According to a consent order signed by Fulton County Superior Court Judge Scott McAfee, Mr Trump’s attorney and the Fulton County District Attorney’s office, Mr Trump’s bond was set at $80,000 for the single charge he faces for violating Georgia’s Racketeer Influenced and Corrupt Organisations Act, plus an additional $10,000 for each of the 12 counts he faces for criminal conspiracy, criminal solicitation, filing false documents and false statements charges.

The $80,000 bond that was set for Mr Trump on his RICO charge is four time as high as that asked of his alleged co-conspirator and co-defendant, disgraced ex-law professor John Eastman.

A similar consent order set Mr Eastman’s bond at $100,000 — $20,000 on the RICO charge, and $10,000 for eight additional charges.

Both Mr Trump and Mr Eastman are required to post ten per cent of their respective bond amounts and will be mandated to make monthly reports to Fulton County’s pre-trial supervision officials.

As conditions of release, both were ordered not to “violate the laws of this State, the laws of any other state, the laws of the United States of America, or any other local laws” as a condition of their release, and warned against performing any “act to intimidate any person known to him or her to be a codefendant or witness in this case or to otherwise obstruct the administration of justice”.

They were further forbade from communicating “in any way, directly or indirectly, about the facts of this case ... except through his or her counsel” with any co-defendant or anyone known to be a witness in the case against them.

But Mr Trump’s consent order includes several more provisions which appear tailored to the ex-president’s history of attacking any perceived opponent — legal or political — on his social media platform and in public statements.

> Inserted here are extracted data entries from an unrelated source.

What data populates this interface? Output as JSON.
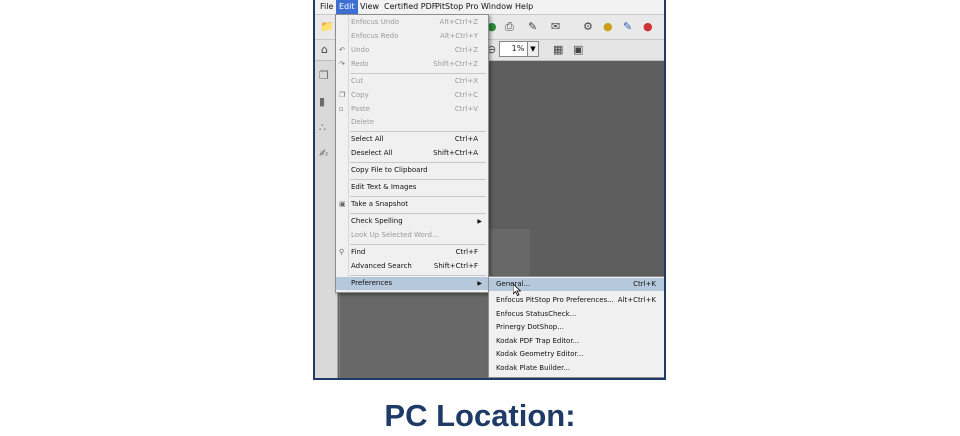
{
  "menubar": {
    "items": [
      "File",
      "Edit",
      "View",
      "Certified PDF",
      "PitStop Pro",
      "Window",
      "Help"
    ],
    "active": "Edit"
  },
  "zoom": "1%",
  "edit_menu": {
    "items": [
      {
        "label": "Enfocus Undo",
        "shortcut": "Alt+Ctrl+Z",
        "disabled": true
      },
      {
        "label": "Enfocus Redo",
        "shortcut": "Alt+Ctrl+Y",
        "disabled": true
      },
      {
        "label": "Undo",
        "shortcut": "Ctrl+Z",
        "disabled": true
      },
      {
        "label": "Redo",
        "shortcut": "Shift+Ctrl+Z",
        "disabled": true
      },
      {
        "label": "Cut",
        "shortcut": "Ctrl+X",
        "disabled": true
      },
      {
        "label": "Copy",
        "shortcut": "Ctrl+C",
        "disabled": true
      },
      {
        "label": "Paste",
        "shortcut": "Ctrl+V",
        "disabled": true
      },
      {
        "label": "Delete",
        "shortcut": "",
        "disabled": true
      },
      {
        "label": "Select All",
        "shortcut": "Ctrl+A",
        "disabled": false
      },
      {
        "label": "Deselect All",
        "shortcut": "Shift+Ctrl+A",
        "disabled": false
      },
      {
        "label": "Copy File to Clipboard",
        "shortcut": "",
        "disabled": false
      },
      {
        "label": "Edit Text & Images",
        "shortcut": "",
        "disabled": false
      },
      {
        "label": "Take a Snapshot",
        "shortcut": "",
        "disabled": false
      },
      {
        "label": "Check Spelling",
        "shortcut": "",
        "disabled": false
      },
      {
        "label": "Look Up Selected Word...",
        "shortcut": "",
        "disabled": true
      },
      {
        "label": "Find",
        "shortcut": "Ctrl+F",
        "disabled": false
      },
      {
        "label": "Advanced Search",
        "shortcut": "Shift+Ctrl+F",
        "disabled": false
      },
      {
        "label": "Preferences",
        "shortcut": "",
        "disabled": false
      }
    ]
  },
  "preferences_submenu": {
    "items": [
      {
        "label": "General...",
        "shortcut": "Ctrl+K"
      },
      {
        "label": "Enfocus PitStop Pro Preferences...",
        "shortcut": "Alt+Ctrl+K"
      },
      {
        "label": "Enfocus StatusCheck...",
        "shortcut": ""
      },
      {
        "label": "Prinergy DotShop...",
        "shortcut": ""
      },
      {
        "label": "Kodak PDF Trap Editor...",
        "shortcut": ""
      },
      {
        "label": "Kodak Geometry Editor...",
        "shortcut": ""
      },
      {
        "label": "Kodak Plate Builder...",
        "shortcut": ""
      }
    ]
  },
  "caption": "PC Location:",
  "colors": {
    "accent": "#3c6fd1",
    "caption": "#1f3a66",
    "highlight": "#b6c8dc"
  }
}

Under his release conditions, Mr Trump was ordered to “make no direct or indirect threat of any nature” against his co-defendants, any witnesses in the case — including the 30 un-indicted co-conspirators described in the indictment against him — or any victims.

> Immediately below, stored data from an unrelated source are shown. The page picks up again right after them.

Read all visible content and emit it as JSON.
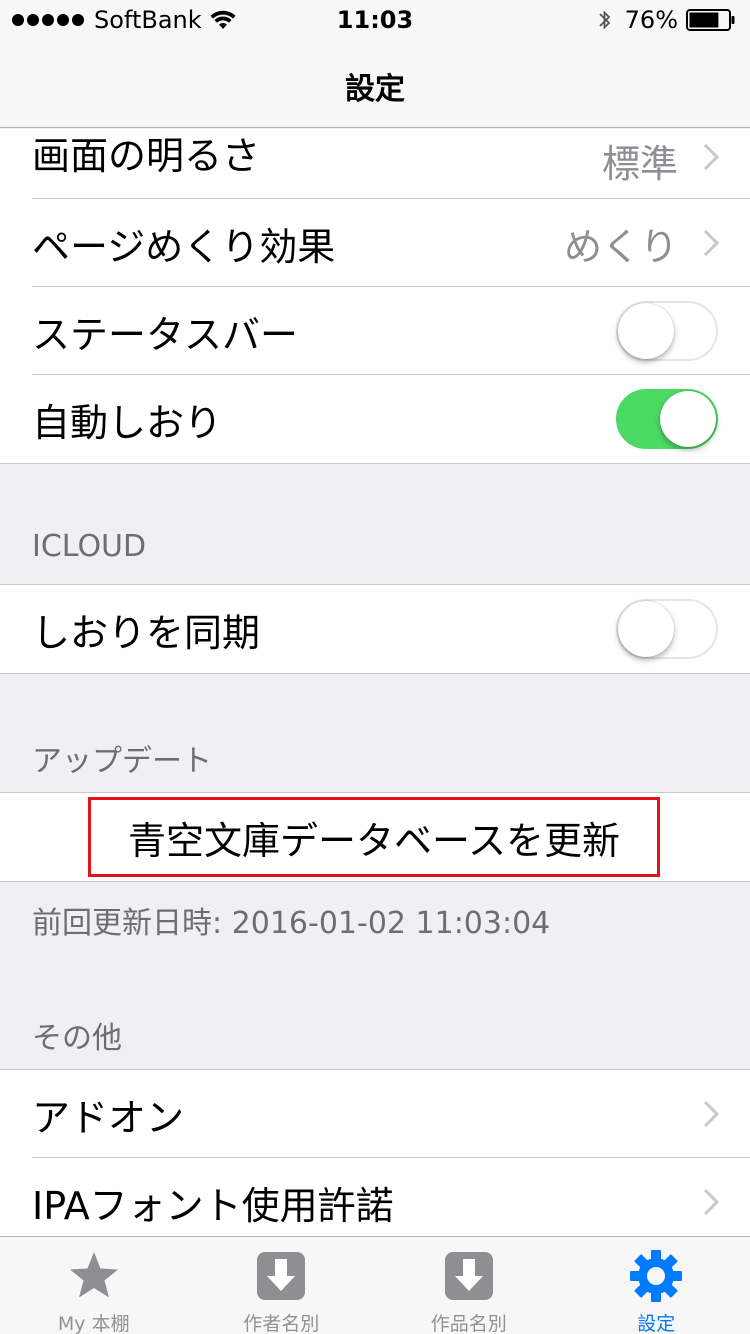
{
  "status_bar": {
    "carrier": "SoftBank",
    "time": "11:03",
    "battery": "76%",
    "battery_level": 0.76
  },
  "nav": {
    "title": "設定"
  },
  "display_section": {
    "rows": [
      {
        "label": "画面の明るさ",
        "value": "標準"
      },
      {
        "label": "ページめくり効果",
        "value": "めくり"
      },
      {
        "label": "ステータスバー",
        "toggle": false
      },
      {
        "label": "自動しおり",
        "toggle": true
      }
    ]
  },
  "icloud_section": {
    "header": "ICLOUD",
    "rows": [
      {
        "label": "しおりを同期",
        "toggle": false
      }
    ]
  },
  "update_section": {
    "header": "アップデート",
    "button_label": "青空文庫データベースを更新",
    "footer": "前回更新日時: 2016-01-02 11:03:04"
  },
  "other_section": {
    "header": "その他",
    "rows": [
      {
        "label": "アドオン"
      },
      {
        "label": "IPAフォント使用許諾"
      }
    ]
  },
  "tabs": [
    {
      "label": "My 本棚",
      "icon": "star-icon",
      "active": false
    },
    {
      "label": "作者名別",
      "icon": "download-icon",
      "active": false
    },
    {
      "label": "作品名別",
      "icon": "download-icon",
      "active": false
    },
    {
      "label": "設定",
      "icon": "gear-icon",
      "active": true
    }
  ],
  "colors": {
    "accent": "#007aff",
    "toggle_on": "#4cd964",
    "highlight_border": "#e4131a"
  }
}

The twice-impeached, quadruply-indicted former president was also barred from making any “direct or indirect threat of any nature against the community or to any property in the community,” and warned that those restrictions against him include “posts on social media or reposts of posts made by another individual on social media”.

His co-defendants include his former White House chief of staff, Mark Meadows; ex-New York City mayor Rudolph Giuliani; attorneys Jenna Ellis and Sidney Powel; ex-law professor John Eastman; Trump campaign lawyer Ken Cheseboro; and former Justice Department official Jeffrey Clark.

Each is charged with violating Georgia’s RICO statute, which is modelled after a federal law enacted to fight Italian-American organised crime in the 1970s.

Additionally, Mr Trump faces 12 other charges, including: Conspiracy to impersonate a public officer, two counts of conspiracy to commit forgery, two counts of conspiracy to make false statements under oath, two counts of conspiracy to file false documents, two counts of solicitation of a public officer, filing false documents, conspiracy to solicit false statements, and making false statements.

Each of the co-defendants — including Mr Trump — required to be arrested and booked by the Fulton County Sheriff’s office before noon on Friday, 25 August. The former president is reportedly planning to surrender on Thursday at the earliest.